Oedipe Scène II
OEDIPE, JOCASTE, PHORBAS, SUITE.
OEDIPE.
Viens, malheureux vieillard, viens, approche… A sa vue
D’un trouble renaissant je sens mon âme émue;
Un confus souvenir vient encor m’affliger
Je tremble de le voir et de l’interroger.
PHORBAS.
Eh bien! est-ce aujourd’hui qu’il faut que je périsse?
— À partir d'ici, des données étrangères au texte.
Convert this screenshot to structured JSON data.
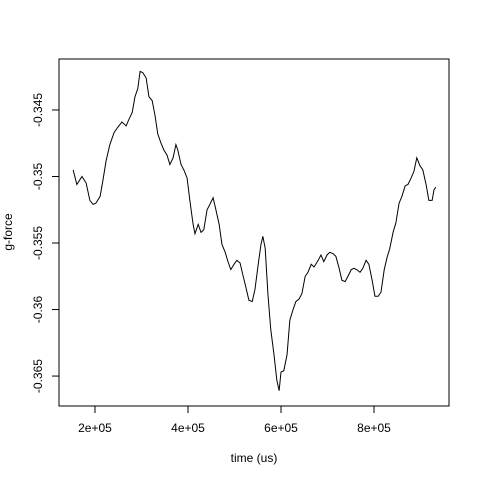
{
  "chart_data": {
    "type": "line",
    "x_label": "time (us)",
    "y_label": "g-force",
    "x": [
      153000,
      161000,
      172000,
      181000,
      189000,
      196000,
      202000,
      211000,
      217000,
      224000,
      232000,
      241000,
      249000,
      258000,
      267000,
      273000,
      280000,
      286000,
      292000,
      297000,
      303000,
      310000,
      316000,
      323000,
      329000,
      335000,
      342000,
      348000,
      355000,
      361000,
      368000,
      374000,
      378000,
      385000,
      391000,
      398000,
      404000,
      411000,
      415000,
      422000,
      428000,
      434000,
      441000,
      447000,
      454000,
      460000,
      467000,
      473000,
      480000,
      486000,
      492000,
      499000,
      505000,
      512000,
      518000,
      525000,
      531000,
      538000,
      544000,
      551000,
      557000,
      561000,
      566000,
      572000,
      578000,
      585000,
      591000,
      596000,
      600000,
      606000,
      613000,
      619000,
      626000,
      632000,
      639000,
      645000,
      652000,
      658000,
      665000,
      671000,
      680000,
      686000,
      692000,
      699000,
      705000,
      712000,
      718000,
      725000,
      731000,
      738000,
      744000,
      751000,
      757000,
      763000,
      770000,
      776000,
      783000,
      789000,
      796000,
      802000,
      809000,
      815000,
      822000,
      828000,
      834000,
      841000,
      847000,
      854000,
      860000,
      867000,
      873000,
      880000,
      886000,
      892000,
      899000,
      905000,
      912000,
      918000,
      925000,
      929000,
      933000
    ],
    "series": [
      {
        "color": "#000000",
        "values": [
          -0.3495,
          -0.3506,
          -0.35,
          -0.3505,
          -0.3518,
          -0.3521,
          -0.352,
          -0.3515,
          -0.3503,
          -0.3488,
          -0.3476,
          -0.3467,
          -0.3463,
          -0.3459,
          -0.3462,
          -0.3457,
          -0.3452,
          -0.344,
          -0.3434,
          -0.3421,
          -0.3422,
          -0.3426,
          -0.344,
          -0.3443,
          -0.3454,
          -0.3468,
          -0.3475,
          -0.348,
          -0.3484,
          -0.3491,
          -0.3486,
          -0.3476,
          -0.348,
          -0.3491,
          -0.3495,
          -0.3501,
          -0.3518,
          -0.3536,
          -0.3543,
          -0.3536,
          -0.3542,
          -0.354,
          -0.3525,
          -0.3521,
          -0.3516,
          -0.3525,
          -0.3536,
          -0.3551,
          -0.3557,
          -0.3564,
          -0.357,
          -0.3566,
          -0.3563,
          -0.3565,
          -0.3574,
          -0.3584,
          -0.3593,
          -0.3594,
          -0.3585,
          -0.3566,
          -0.3551,
          -0.3545,
          -0.3554,
          -0.3589,
          -0.3615,
          -0.3634,
          -0.3653,
          -0.3661,
          -0.3647,
          -0.3646,
          -0.3634,
          -0.3608,
          -0.36,
          -0.3594,
          -0.3592,
          -0.3588,
          -0.3575,
          -0.3572,
          -0.3566,
          -0.3568,
          -0.3563,
          -0.3559,
          -0.3564,
          -0.3559,
          -0.3557,
          -0.3558,
          -0.356,
          -0.3569,
          -0.3578,
          -0.3579,
          -0.3575,
          -0.357,
          -0.3569,
          -0.357,
          -0.3572,
          -0.3569,
          -0.3563,
          -0.3566,
          -0.3578,
          -0.359,
          -0.359,
          -0.3587,
          -0.357,
          -0.3561,
          -0.3554,
          -0.3542,
          -0.3535,
          -0.352,
          -0.3515,
          -0.3507,
          -0.3506,
          -0.3501,
          -0.3496,
          -0.3486,
          -0.3492,
          -0.3495,
          -0.3506,
          -0.3518,
          -0.3518,
          -0.351,
          -0.3508
        ]
      }
    ],
    "xlim": [
      122600,
      961300
    ],
    "xticks": [
      {
        "value": 200000,
        "label": "2e+05"
      },
      {
        "value": 400000,
        "label": "4e+05"
      },
      {
        "value": 600000,
        "label": "6e+05"
      },
      {
        "value": 800000,
        "label": "8e+05"
      }
    ],
    "ylim": [
      -0.36725,
      -0.34117
    ],
    "yticks": [
      -0.365,
      -0.36,
      -0.355,
      -0.35,
      -0.345
    ]
  }
}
Grande reine, avez-vous ordonné mon supplice?
Vous ne fûtes jamais injuste que pour moi.
JOCASTE.
Rassurez-vous, Phorbas, et répondez au roi.
PHORBAS.
Au roi!
JOCASTE.
C’est devant lui que je vous fais paraître.
PHORBAS.
O dieux! Laïus est mort, et vous êtes mon maître!
Vous, seigneur?
OEDIPE.
Épargnons les discours superflus:
Tu fus le seul témoin du meurtre de Laïus;
Tu fus blessé, dit-on, en voulant le défendre.
PHORBAS.
Seigneur, Laïus est mort, laissez en paix sa cendre;
N’insultez pas du moins au malheureux destin
D’un fidèle sujet blessé de votre main.
OEDIPE.
Je t’ai blessé? qui, moi?
PHORBAS.
Contentez votre envie;
Achevez de m’ôter une importune vie;
Seigneur, que votre bras, que les dieux ont trompé,
Verse un reste de sang qui vous est échappé;
Et puisqu’il vous souvient de ce sentier funeste
Où mon roi…
OEDIPE.
Malheureux! épargne-moi le reste;
J’ai tout fait, je le vois, c’en est assez.
O dieux! Enfin après quatre ans vous dessillez mes yeux.
JOCASTE.
Hélas! il est donc vrai!
OEDIPE.
Quoi! c’est toi que ma rage
Attaqua vers Daulis en cet étroit passage!
Oui, c’est toi: vainement je cherche à m’abuser;
Tout parle contre moi, tout sert à m’accuser;
Et mon oeil étonné ne peut te méconnaître.
PHORBAS.
Il est vrai, sous vos coups j’ai vu tomber mon maître;
Vous avez fait le crime, et j’en fus soupçonné;
J’ai vécu dans les fers, et vous avez régné.
OEDIPE.
Va, bientôt à mon tour je me rendrai justice;
Va, laisse-moi du moins le soin de mon supplice:
Laisse-moi, sauve-moi de l’affront douloureux
De voir un innocent que j’ai fait malheureux.